Je n'ai entendu personne s'émouvoir et déplorer les
bombardements américains ciblant les structures de l'organisation terroriste à
Rakka, dont je suis originaire. De la même façon, je ne connais personne qui ne
s'étonne pas de l'impunité accordée à un régime fasciste et terroriste qui a
assassiné plus de 200 000 Syriens. Un régime qui a bombardé à plusieurs
reprises à l'arme chimique, faisant 1 466 victimes en une nuit. La perplexité
face à ce double raisonnement et vis-à-vis de cette attaque «technologique»
contre l'EI s'accompagne d'une inquiétude quant à l'expansion du nihilisme à
l'origine de ce mouvement et de ses clones, et donc un renforcement du «daechisme» au sein de sphères sunnites syriennes assaillies durant plus de
quarante-deux mois.
RELÉGUER LA CHUTE D'UN RÉGIME CRIMINEL AU SECOND PLAN
Dans ce sens, la campagne américaine risque de
renforcer la tendance communautariste sunnite.

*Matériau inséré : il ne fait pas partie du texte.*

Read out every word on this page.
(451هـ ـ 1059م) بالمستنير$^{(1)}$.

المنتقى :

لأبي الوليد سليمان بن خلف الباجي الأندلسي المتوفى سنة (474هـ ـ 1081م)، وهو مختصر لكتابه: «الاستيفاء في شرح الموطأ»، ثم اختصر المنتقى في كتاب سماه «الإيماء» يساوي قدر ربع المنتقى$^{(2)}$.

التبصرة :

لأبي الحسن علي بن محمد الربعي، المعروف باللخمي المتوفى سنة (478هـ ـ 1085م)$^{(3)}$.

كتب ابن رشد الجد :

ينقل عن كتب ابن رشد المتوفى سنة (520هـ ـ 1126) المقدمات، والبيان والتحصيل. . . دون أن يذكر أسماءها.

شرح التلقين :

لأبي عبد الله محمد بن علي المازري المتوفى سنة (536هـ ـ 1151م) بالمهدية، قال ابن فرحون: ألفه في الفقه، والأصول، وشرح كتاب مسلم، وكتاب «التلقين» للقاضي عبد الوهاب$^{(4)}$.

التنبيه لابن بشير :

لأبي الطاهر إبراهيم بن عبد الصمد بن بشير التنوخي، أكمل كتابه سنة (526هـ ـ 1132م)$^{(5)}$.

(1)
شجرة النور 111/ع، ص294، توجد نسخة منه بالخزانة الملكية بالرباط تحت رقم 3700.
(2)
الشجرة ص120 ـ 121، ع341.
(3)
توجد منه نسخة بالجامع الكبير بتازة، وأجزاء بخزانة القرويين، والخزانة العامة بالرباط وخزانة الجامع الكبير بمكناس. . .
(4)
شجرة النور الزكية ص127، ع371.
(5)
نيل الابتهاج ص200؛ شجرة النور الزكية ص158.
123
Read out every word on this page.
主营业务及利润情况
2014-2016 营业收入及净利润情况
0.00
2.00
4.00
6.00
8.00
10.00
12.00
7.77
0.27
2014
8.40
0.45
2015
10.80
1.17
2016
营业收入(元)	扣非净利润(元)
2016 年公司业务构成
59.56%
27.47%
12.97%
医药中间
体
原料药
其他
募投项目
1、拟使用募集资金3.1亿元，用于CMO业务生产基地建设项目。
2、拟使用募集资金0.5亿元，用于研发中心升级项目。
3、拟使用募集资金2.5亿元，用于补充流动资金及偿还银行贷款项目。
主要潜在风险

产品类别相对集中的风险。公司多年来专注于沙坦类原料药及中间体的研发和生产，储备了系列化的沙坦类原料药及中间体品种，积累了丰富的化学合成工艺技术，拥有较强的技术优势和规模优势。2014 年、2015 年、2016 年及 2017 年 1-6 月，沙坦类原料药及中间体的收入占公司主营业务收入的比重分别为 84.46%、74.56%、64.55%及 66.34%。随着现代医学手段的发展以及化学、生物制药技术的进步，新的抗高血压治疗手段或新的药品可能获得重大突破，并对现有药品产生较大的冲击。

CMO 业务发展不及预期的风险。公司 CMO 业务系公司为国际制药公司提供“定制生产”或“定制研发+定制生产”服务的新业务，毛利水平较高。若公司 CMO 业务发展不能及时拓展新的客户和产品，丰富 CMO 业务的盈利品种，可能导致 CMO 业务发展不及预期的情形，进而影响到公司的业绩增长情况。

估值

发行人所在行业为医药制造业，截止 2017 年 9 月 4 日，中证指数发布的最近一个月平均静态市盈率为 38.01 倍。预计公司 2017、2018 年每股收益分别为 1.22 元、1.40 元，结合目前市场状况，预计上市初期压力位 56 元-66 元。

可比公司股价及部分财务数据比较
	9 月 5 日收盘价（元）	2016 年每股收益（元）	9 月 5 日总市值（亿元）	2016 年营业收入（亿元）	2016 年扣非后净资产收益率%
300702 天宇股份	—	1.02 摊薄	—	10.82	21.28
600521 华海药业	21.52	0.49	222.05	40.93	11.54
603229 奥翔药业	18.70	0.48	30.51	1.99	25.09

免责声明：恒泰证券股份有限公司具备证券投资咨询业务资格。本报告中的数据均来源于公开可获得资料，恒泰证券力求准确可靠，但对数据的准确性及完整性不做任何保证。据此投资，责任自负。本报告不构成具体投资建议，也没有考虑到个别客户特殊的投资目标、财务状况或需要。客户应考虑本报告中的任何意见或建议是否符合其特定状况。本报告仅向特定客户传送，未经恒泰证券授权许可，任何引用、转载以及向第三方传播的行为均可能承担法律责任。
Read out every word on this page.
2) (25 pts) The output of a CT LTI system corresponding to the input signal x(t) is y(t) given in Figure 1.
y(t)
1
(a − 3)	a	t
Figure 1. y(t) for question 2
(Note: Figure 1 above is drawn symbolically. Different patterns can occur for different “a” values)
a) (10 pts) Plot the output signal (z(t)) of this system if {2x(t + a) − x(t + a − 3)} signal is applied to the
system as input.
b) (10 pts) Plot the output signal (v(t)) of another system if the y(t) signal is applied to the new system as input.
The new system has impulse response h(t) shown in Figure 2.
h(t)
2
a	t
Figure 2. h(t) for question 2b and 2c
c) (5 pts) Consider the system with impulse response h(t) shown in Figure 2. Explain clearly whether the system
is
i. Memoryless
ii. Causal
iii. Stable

Car comment expliquer que
Washington passe sous silence l'implication du Hezbollah dans les tueries en
Syrie, alors même qu'il figure sur la liste américaine des organisations
terroristes ? Les Américains seraient-ils en train de mener une guerre qui
bénéficierait à l'Iran ?
Cette offensive militaire américaine a jusque-là tu
les voix islamiques et laïques qui ont combattu l'EI. Même des formations
armées engagées contre l'EI l'ont condamnée. En clair, personne ne veut figurer
dans les rangs d'une expédition qui feint d'ignorer le principal terroriste,
Bachar Al-Assad. Les Américains et leurs alliés semblent avoir cantonné la cause
syrienne, qui est à l'origine une lutte contre la tyrannie et une aspiration à
la liberté, à «une guerre contre le terrorisme». Ce qui a pour effet de
reléguer la chute d'un régime criminel au second plan dans l'agenda de
Washington. Nonobstant le caractère inhumain et injuste de cette démarche, la «guerre contre le terrorisme» n'a à son actif que la destruction de deux ou
trois pays.
Le fait que les Américains se chargent de
l'entraînement des combattants syriens «modérés» n'y change pas grand-chose.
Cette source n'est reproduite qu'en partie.